Yes, I consider it a distraction at times. And I’ve had to instruct young people on what was and wasn’t appropriate “professional” attire, what was expected of them in a given situation, etc. And maybe it was because of my own struggles with “conformity” I was always careful to frame my comments in terms of other people’s perceptions. That while how they dressed was their choice, they frequently had no control of how other people would perceive them based on those choices. So – being aware of those perceptions and being intentional with how one dealt with them – was a key ingredient for success (and survival).

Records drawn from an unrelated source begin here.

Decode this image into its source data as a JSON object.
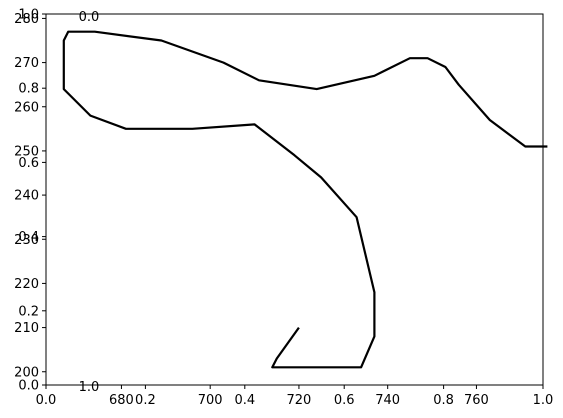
{
  "chart_data": {
    "type": "line",
    "title": "",
    "xlabel": "",
    "ylabel": "",
    "grid": false,
    "xlim": [
      663,
      775
    ],
    "ylim": [
      197,
      281
    ],
    "overlay_axes_ticks": {
      "bottom": [
        "0.0",
        "0.2",
        "0.4",
        "0.6",
        "0.8",
        "1.0"
      ],
      "left": [
        "0.0",
        "0.2",
        "0.4",
        "0.6",
        "0.8",
        "1.0"
      ],
      "top_label": "0.0",
      "bottom_extra_label": "1.0"
    },
    "xticks": [
      680,
      700,
      720,
      740,
      760
    ],
    "yticks": [
      200,
      210,
      220,
      230,
      240,
      250,
      260,
      270,
      280
    ],
    "series": [
      {
        "color": "#000000",
        "x": [
          720,
          715,
          714,
          715,
          724,
          734,
          737,
          737,
          733,
          725,
          719,
          710,
          696,
          681,
          673,
          668,
          667,
          667,
          668,
          674,
          689,
          703,
          711,
          724,
          737,
          745,
          749,
          753,
          756,
          763,
          771,
          776
        ],
        "y": [
          210,
          203,
          201,
          201,
          201,
          201,
          208,
          218,
          235,
          244,
          249,
          256,
          255,
          255,
          258,
          263,
          264,
          275,
          277,
          277,
          275,
          270,
          266,
          264,
          267,
          271,
          271,
          269,
          265,
          257,
          251,
          251
        ]
      }
    ]
  }
}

Ultimately, this is the debate I wish we were having – how best to support young people’s development. There are challenging things they’ll be exploring which require us to restrain our own moralistic judgment – instead using a developmental standard to guide our actions. It’s not that I think young people should be encouraged to dress in ways that could ultimately harm or limit their success. I think that as adults, we need to appreciate that it is their right to do it – to defy our standards with their own -- and their responsibility to work out – successfully – a place for themselves in the world. In the process of finding that place they’ll learn and experience – with our help and because of our not always kind judgment -- what it takes to fit and succeed in the world: the standards, dress codes and expected behaviors of their community. At the same time, their ideas, perceptions, fashion choices, will slowly re-shape and evolve the community they join.
What world are we offering them? What does the “world” or “community” look like to them? Do they see possibility? Potential? Hope? Every time we think to judge their early identity-related decisions (like how to dress) I want us to see it as a reflection of the options we make available to them. We own that part of the puzzle, so what are we doing to change it?